Route du Rhum: Kito de Pavant, le meilleur marin de tout l’étang
VOILE•Avec un solide CV et quelques cruelles désillusions, Kito de Pavant vise la victoire dans la catégorie des Class40, d'ici environ deux semaines en Guadeloupe...Jérôme Diesnis
L'essentiel
- A 57 ans, le marin méditerranéen espère remporter la Class40, « la seule où l’argent ne fait pas la différence. La seule où le sport est roi », quatre ans après être monté sur le podium.
- Poissard sur le Vendée Globe, mais vainqueur de plusieurs courses emblématiques, le skipper de Made in Midi a barré son premier bateau sur un étang en Dordogne. Convoyeur de navires, il a mis longtemps avant de faire de la course au large son métier.
Il n’est pas le plus vieux, pas le plus galonné des 123 skippers qui ont pris le départ dimanche de la route Rhum. Mais le visage façonné par le sel, le soleil et le vent, par quelques larmes aussi, témoigne de toutes les vies de ce marin chevronné au verbe rare. Même si avec le temps, le passage obligé de la recherche de sponsors et donc celui de la médiatisation, il a accepté l’idée de parler un peu plus de lui. Un vrai marin… un peu poissard depuis quelques années.
L’histoire de Kito, Christophe pour l’Etat civil, est faite de magnifiques victoires et de déchirantes désillusions. D’un rêve sous doute à jamais inachevé, d’abord : terminer le Vendée Globe. Trois fois, le navigateur de Port Camargue et de Montferrier-sur-Lez, s’est heurté à son destin. La tempête qui a brisé son mat au deuxième jour de la course en 2008, un chalutier qui a croisé sa route en 2012 et en 2016 la. poisse absolue.
« Je suis maudit sur le Vendée Globe »
Une rencontre improbable au milieu de l’océan avec un cachalot qui l’a contraint à abandonner son bateau. « La mer n’est pas assez grande », explique-t-il fataliste dans un carnet de bord très intime, publié chez Privat. « Autant en 2012, quand je suis rentré en collision avec un pêcheur, je me suis dit que j’aurais pu l’éviter et j’ai énormément culpabilisé, explique le marin. Autant là, c’est le coup du sort. » Le navigateur est « maudit sur le Vendée Globe mais pas sur le reste ».

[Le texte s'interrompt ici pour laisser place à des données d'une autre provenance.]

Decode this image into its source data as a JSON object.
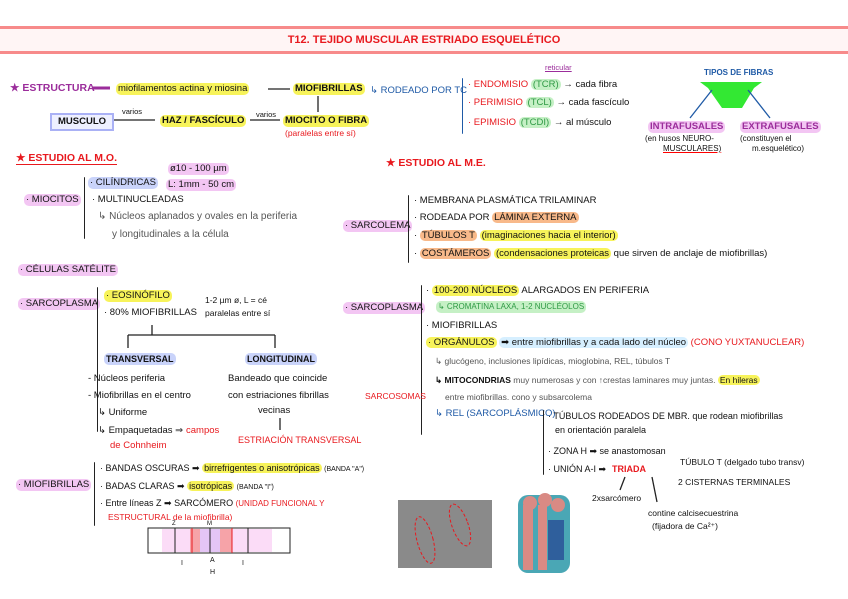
{
  "title": "T12. TEJIDO MUSCULAR ESTRIADO ESQUELÉTICO",
  "estructura": {
    "heading": "★ ESTRUCTURA",
    "miofilamentos": "miofilamentos actina y miosina",
    "miofibrillas": "MIOFIBRILLAS",
    "miocito": "MIOCITO O FIBRA",
    "paralelas": "(paralelas entre sí)",
    "varios1": "varios",
    "haz": "HAZ / FASCÍCULO",
    "varios2": "varios",
    "musculo": "MUSCULO"
  },
  "rodeado": {
    "label": "↳ RODEADO POR TC",
    "reticular": "reticular",
    "items": [
      {
        "name": "· ENDOMISIO",
        "tc": "(TCR)",
        "target": "→ cada fibra"
      },
      {
        "name": "· PERIMISIO",
        "tc": "(TCL)",
        "target": "→ cada fascículo"
      },
      {
        "name": "· EPIMISIO",
        "tc": "(TCDI)",
        "target": "→ al músculo"
      }
    ]
  },
  "tipos": {
    "title": "TIPOS DE FIBRAS",
    "intra": "INTRAFUSALES",
    "intra_note1": "(en husos NEURO-",
    "intra_note2": "MUSCULARES)",
    "extra": "EXTRAFUSALES",
    "extra_note1": "(constituyen el",
    "extra_note2": "m.esquelético)",
    "color": "#33e833"
  },
  "mo": {
    "heading": "★ ESTUDIO AL M.O.",
    "miocitos": "· MIOCITOS",
    "cilindricas": "· CILÍNDRICAS",
    "diam": "ø10 - 100 µm",
    "long": "L: 1mm - 50 cm",
    "multi": "· MULTINUCLEADAS",
    "nucleos1": "↳ Núcleos aplanados y ovales en la periferia",
    "nucleos2": "y longitudinales a la célula",
    "satelite": "· CÉLULAS SATÉLITE",
    "sarcoplasma": "· SARCOPLASMA",
    "eosinofilo": "· EOSINÓFILO",
    "miofib80": "· 80% MIOFIBRILLAS",
    "miofib_d1": "1-2 µm ø, L = cé",
    "miofib_d2": "paralelas entre sí",
    "transversal": "TRANSVERSAL",
    "t1": "- Núcleos periferia",
    "t2": "- Miofibrillas en el centro",
    "t3": "↳ Uniforme",
    "t4": "↳ Empaquetadas ⇒",
    "t4r": "campos",
    "t5": "de Cohnheim",
    "longitudinal": "LONGITUDINAL",
    "l1": "Bandeado que coincide",
    "l2": "con estriaciones fibrillas",
    "l3": "vecinas",
    "l4": "ESTRIACIÓN TRANSVERSAL",
    "miofibrillas": "· MIOFIBRILLAS",
    "b1": "· BANDAS OSCURAS ➡",
    "b1h": "birrefrigentes o anisotrópicas",
    "b1e": "(BANDA \"A\")",
    "b2": "· BADAS CLARAS ➡",
    "b2h": "isotrópicas",
    "b2e": "(BANDA \"I\")",
    "b3": "· Entre líneas Z ➡ SARCÓMERO",
    "b3r": "(UNIDAD FUNCIONAL Y",
    "b4r": "ESTRUCTURAL de la miofibrilla)",
    "diagram": {
      "z": "Z",
      "m": "M",
      "i": "I",
      "a": "A",
      "h": "H"
    }
  },
  "me": {
    "heading": "★ ESTUDIO AL M.E.",
    "sarcolema": "· SARCOLEMA",
    "s1": "· MEMBRANA PLASMÁTICA TRILAMINAR",
    "s2": "· RODEADA POR",
    "s2h": "LÁMINA EXTERNA",
    "s3h": "TÚBULOS T",
    "s3": "(imaginaciones hacia el interior)",
    "s4h": "COSTÁMEROS",
    "s4": "(condensaciones proteicas",
    "s4e": "que sirven de anclaje de miofibrillas)",
    "sarcoplasma": "· SARCOPLASMA",
    "p1h": "100-200 NÚCLEOS",
    "p1": "ALARGADOS EN PERIFERIA",
    "p1b": "↳ CROMATINA LAXA, 1-2 NUCLÉOLOS",
    "p2": "· MIOFIBRILLAS",
    "p3h": "· ORGÁNULOS",
    "p3": "➡ entre miofibrillas y a cada lado del núcleo",
    "p3r": "(CONO YUXTANUCLEAR)",
    "p4": "↳ glucógeno, inclusiones lipídicas, mioglobina, REL, túbulos T",
    "p5b": "↳ MITOCONDRIAS",
    "p5": "muy numerosas y con ↑crestas laminares muy juntas.",
    "p5h": "En hileras",
    "p5c": "entre miofibrillas. cono y subsarcolema",
    "sarcosomas": "SARCOSOMAS",
    "rel": "↳ REL (SARCOPLÁSMICO)",
    "r1": "· TÚBULOS RODEADOS DE MBR. que rodean miofibrillas",
    "r1b": "en orientación paralela",
    "r2": "· ZONA H ➡ se anastomosan",
    "r3": "· UNIÓN A-I ➡",
    "triada": "TRIADA",
    "tubulo": "TÚBULO T (delgado tubo transv)",
    "cisternas": "2 CISTERNAS TERMINALES",
    "sarc2": "2xsarcómero",
    "calci1": "contine calcisecuestrina",
    "calci2": "(fijadora de Ca²⁺)"
  }
}
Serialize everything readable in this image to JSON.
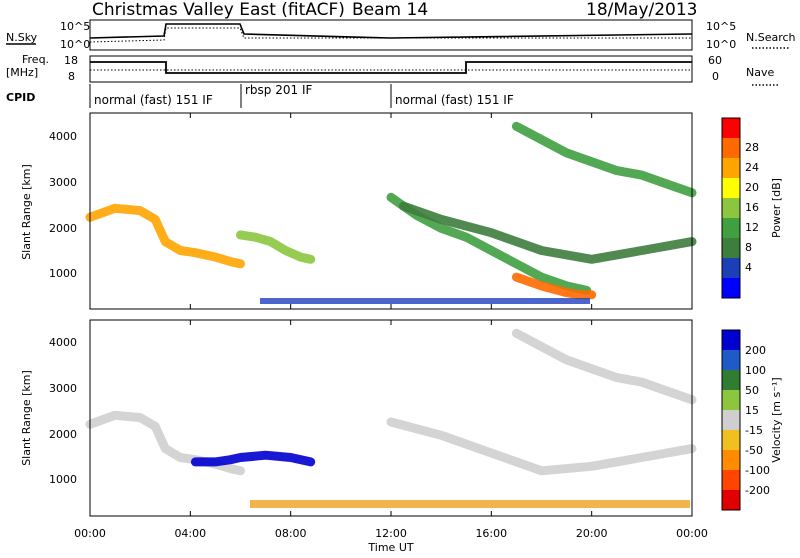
{
  "header": {
    "station": "Christmas Valley East (fitACF)",
    "beam": "Beam 14",
    "date": "18/May/2013"
  },
  "top_panels": {
    "nsky_label": "N.Sky",
    "nsearch_label": "N.Search",
    "noise_ticks": [
      "10^5",
      "10^0"
    ],
    "freq_label": "Freq.",
    "freq_unit": "[MHz]",
    "freq_ticks": [
      "18",
      "8"
    ],
    "nave_label": "Nave",
    "nave_ticks": [
      "60",
      "0"
    ],
    "cpid_label": "CPID",
    "cpid_segments": [
      {
        "label": "normal (fast) 151 IF",
        "start_hour": 0.0,
        "end_hour": 6.0
      },
      {
        "label": "rbsp 201 IF",
        "start_hour": 6.0,
        "end_hour": 12.0
      },
      {
        "label": "normal (fast) 151 IF",
        "start_hour": 12.0,
        "end_hour": 24.0
      }
    ]
  },
  "panels": {
    "ylabel": "Slant Range [km]",
    "yticks": [
      "4000",
      "3000",
      "2000",
      "1000"
    ],
    "xticks": [
      "00:00",
      "04:00",
      "08:00",
      "12:00",
      "16:00",
      "20:00",
      "00:00"
    ],
    "xlabel": "Time UT"
  },
  "colorbars": {
    "power": {
      "label": "Power [dB]",
      "ticks": [
        "28",
        "24",
        "20",
        "16",
        "12",
        "8",
        "4"
      ],
      "colors": [
        "#0000ff",
        "#1c3fb8",
        "#3d7d3d",
        "#40a040",
        "#8cc63f",
        "#ffff00",
        "#ffa500",
        "#ff6a00",
        "#ff0000"
      ]
    },
    "velocity": {
      "label": "Velocity [m s⁻¹]",
      "ticks": [
        "200",
        "100",
        "50",
        "15",
        "-15",
        "-50",
        "-100",
        "-200"
      ],
      "colors": [
        "#0000d0",
        "#1e5ac8",
        "#2e7d32",
        "#8cc63f",
        "#cfcfcf",
        "#f0c020",
        "#ff8c00",
        "#ff4500",
        "#e00000"
      ]
    }
  },
  "chart_data": {
    "type": "heatmap",
    "title": "Christmas Valley East (fitACF)",
    "xlabel": "Time UT",
    "ylabel": "Slant Range [km]",
    "xlim": [
      0,
      24
    ],
    "ylim": [
      180,
      4600
    ],
    "series": [
      {
        "name": "Power [dB]",
        "clim": [
          0,
          30
        ],
        "bands": [
          {
            "x": [
              0.0,
              1.0,
              2.0,
              2.6,
              3.0,
              3.6,
              4.2,
              5.0,
              5.6,
              6.0
            ],
            "y": [
              2250,
              2450,
              2400,
              2200,
              1700,
              1500,
              1450,
              1350,
              1250,
              1200
            ],
            "value": 22
          },
          {
            "x": [
              6.0,
              6.6,
              7.2,
              7.8,
              8.4,
              8.8
            ],
            "y": [
              1850,
              1800,
              1700,
              1500,
              1350,
              1300
            ],
            "value": 14
          },
          {
            "x": [
              12.0,
              13.0,
              14.0,
              15.0,
              16.0,
              17.0,
              18.0,
              19.0,
              19.8
            ],
            "y": [
              2700,
              2300,
              2000,
              1800,
              1500,
              1200,
              900,
              700,
              600
            ],
            "value": 12
          },
          {
            "x": [
              17.0,
              18.0,
              19.0,
              19.5,
              20.0
            ],
            "y": [
              900,
              700,
              550,
              500,
              500
            ],
            "value": 26
          },
          {
            "x": [
              17.0,
              18.0,
              19.0,
              20.0,
              21.0,
              22.0,
              23.0,
              24.0
            ],
            "y": [
              4300,
              4000,
              3700,
              3500,
              3300,
              3200,
              3000,
              2800
            ],
            "value": 10
          },
          {
            "x": [
              12.5,
              14.0,
              16.0,
              18.0,
              20.0,
              22.0,
              24.0
            ],
            "y": [
              2500,
              2200,
              1900,
              1500,
              1300,
              1500,
              1700
            ],
            "value": 8
          }
        ]
      },
      {
        "name": "Velocity",
        "clim": [
          -200,
          200
        ],
        "bands": [
          {
            "x": [
              0.0,
              1.0,
              2.0,
              2.6,
              3.0,
              3.6,
              4.2,
              5.0,
              5.6,
              6.0
            ],
            "y": [
              2250,
              2450,
              2400,
              2200,
              1700,
              1500,
              1450,
              1350,
              1250,
              1200
            ],
            "value": 0
          },
          {
            "x": [
              4.2,
              5.0,
              5.6,
              6.0,
              7.0,
              8.0,
              8.8
            ],
            "y": [
              1400,
              1400,
              1450,
              1500,
              1550,
              1500,
              1400
            ],
            "value": 220
          },
          {
            "x": [
              12.0,
              14.0,
              16.0,
              18.0,
              20.0,
              22.0,
              24.0
            ],
            "y": [
              2300,
              2000,
              1600,
              1200,
              1300,
              1500,
              1700
            ],
            "value": 0
          },
          {
            "x": [
              17.0,
              18.0,
              19.0,
              20.0,
              21.0,
              22.0,
              23.0,
              24.0
            ],
            "y": [
              4300,
              4000,
              3700,
              3500,
              3300,
              3200,
              3000,
              2800
            ],
            "value": 0
          }
        ]
      }
    ]
  }
}
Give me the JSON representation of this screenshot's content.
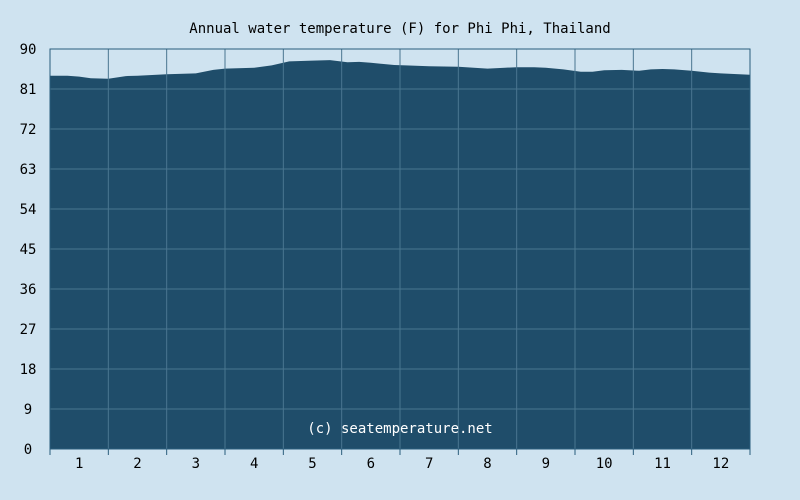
{
  "chart_data": {
    "type": "area",
    "title": "Annual water temperature (F) for Phi Phi, Thailand",
    "x_ticks": [
      "1",
      "2",
      "3",
      "4",
      "5",
      "6",
      "7",
      "8",
      "9",
      "10",
      "11",
      "12"
    ],
    "y_ticks": [
      "0",
      "9",
      "18",
      "27",
      "36",
      "45",
      "54",
      "63",
      "72",
      "81",
      "90"
    ],
    "ylim": [
      0,
      90
    ],
    "xlim": [
      0.5,
      12.5
    ],
    "grid": true,
    "watermark": "(c) seatemperature.net",
    "x": [
      0.5,
      0.8,
      1.0,
      1.2,
      1.5,
      1.8,
      2.0,
      2.5,
      3.0,
      3.3,
      3.5,
      4.0,
      4.3,
      4.6,
      5.0,
      5.3,
      5.6,
      5.8,
      6.0,
      6.4,
      6.6,
      7.0,
      7.5,
      8.0,
      8.3,
      8.5,
      8.8,
      9.0,
      9.3,
      9.6,
      9.8,
      10.0,
      10.3,
      10.6,
      10.8,
      11.0,
      11.2,
      11.5,
      11.8,
      12.0,
      12.5
    ],
    "values": [
      84.0,
      84.0,
      83.8,
      83.4,
      83.3,
      83.9,
      84.0,
      84.3,
      84.5,
      85.3,
      85.6,
      85.8,
      86.3,
      87.2,
      87.4,
      87.5,
      87.0,
      87.1,
      86.9,
      86.4,
      86.3,
      86.1,
      86.0,
      85.6,
      85.8,
      85.9,
      85.9,
      85.8,
      85.4,
      84.9,
      84.9,
      85.2,
      85.3,
      85.1,
      85.4,
      85.5,
      85.4,
      85.1,
      84.7,
      84.5,
      84.2
    ],
    "colors": {
      "background": "#cfe3f0",
      "fill": "#1f4d6a",
      "grid": "#4a7690",
      "border": "#2a5d7c",
      "text": "#000000",
      "watermark": "#ffffff"
    }
  }
}
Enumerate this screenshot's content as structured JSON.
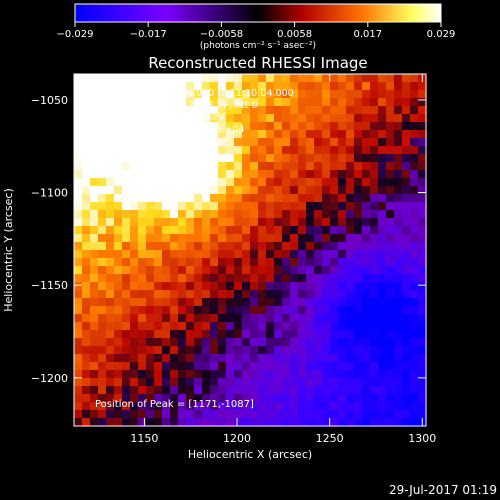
{
  "chart_data": {
    "type": "heatmap",
    "title": "Reconstructed RHESSI Image",
    "xlabel": "Heliocentric X (arcsec)",
    "ylabel": "Heliocentric Y (arcsec)",
    "xlim": [
      1112,
      1302
    ],
    "ylim": [
      -1226,
      -1036
    ],
    "x_ticks": [
      1150,
      1200,
      1250,
      1300
    ],
    "x_tick_labels": [
      "1150",
      "1200",
      "1250",
      "1300"
    ],
    "y_ticks": [
      -1050,
      -1100,
      -1150,
      -1200
    ],
    "y_tick_labels": [
      "−1050",
      "−1100",
      "−1150",
      "−1200"
    ],
    "colorbar": {
      "range": [
        -0.029,
        0.029
      ],
      "tick_labels": [
        "−0.029",
        "−0.017",
        "−0.0058",
        "0.0058",
        "0.017",
        "0.029"
      ],
      "unit_label": "(photons cm⁻² s⁻¹ asec⁻²)",
      "colors": [
        "#0000ff",
        "#8800ff",
        "#000000",
        "#cc0000",
        "#ff8800",
        "#ffff80",
        "#ffffff"
      ]
    },
    "info_lines": [
      "3-Aug-2015 11:00:04.000 to 11:10:04.000",
      "Detectors: 3F 5F 6F 7F 8F 9F, Att 0",
      "Energy Range: 3.0 - 6.0 keV",
      "Clean     Total counts: 7.18E+04"
    ],
    "peak_label": "Position of Peak = [1171,-1087]",
    "peak": {
      "x": 1171,
      "y": -1087
    },
    "timestamp": "29-Jul-2017 01:19"
  }
}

« Le reste », ce sont des victoires sur la Solitaire du Figaro, le Tour de France, la transat AG2R et une cargaison de places d’honneurs dans les courses au large. Dont un podium sur la Route du Rhum 2014, en Class40. « La seule catégorie où l’argent ne fait pas la différence. La seule où le sport est roi ». Leur arrivée est prévue bien après celle des Ultimes, les Formule 1 des mers.
« Ce souvenir m’a marqué à vie »
Mardi soir, celui qui a appris à naviguer sur un étang, en Dordogne, chassait le Top 5 avec une option très au sud – « il faut bien que j’assume mon statut de sudiste », souriait-il au milieu de quelques mots sur son carnet de bord. « Taper un texte dans ces conditions est une prouesse. 40 nœuds, mer forte, ça penche, ça secoue, mais ça avance. »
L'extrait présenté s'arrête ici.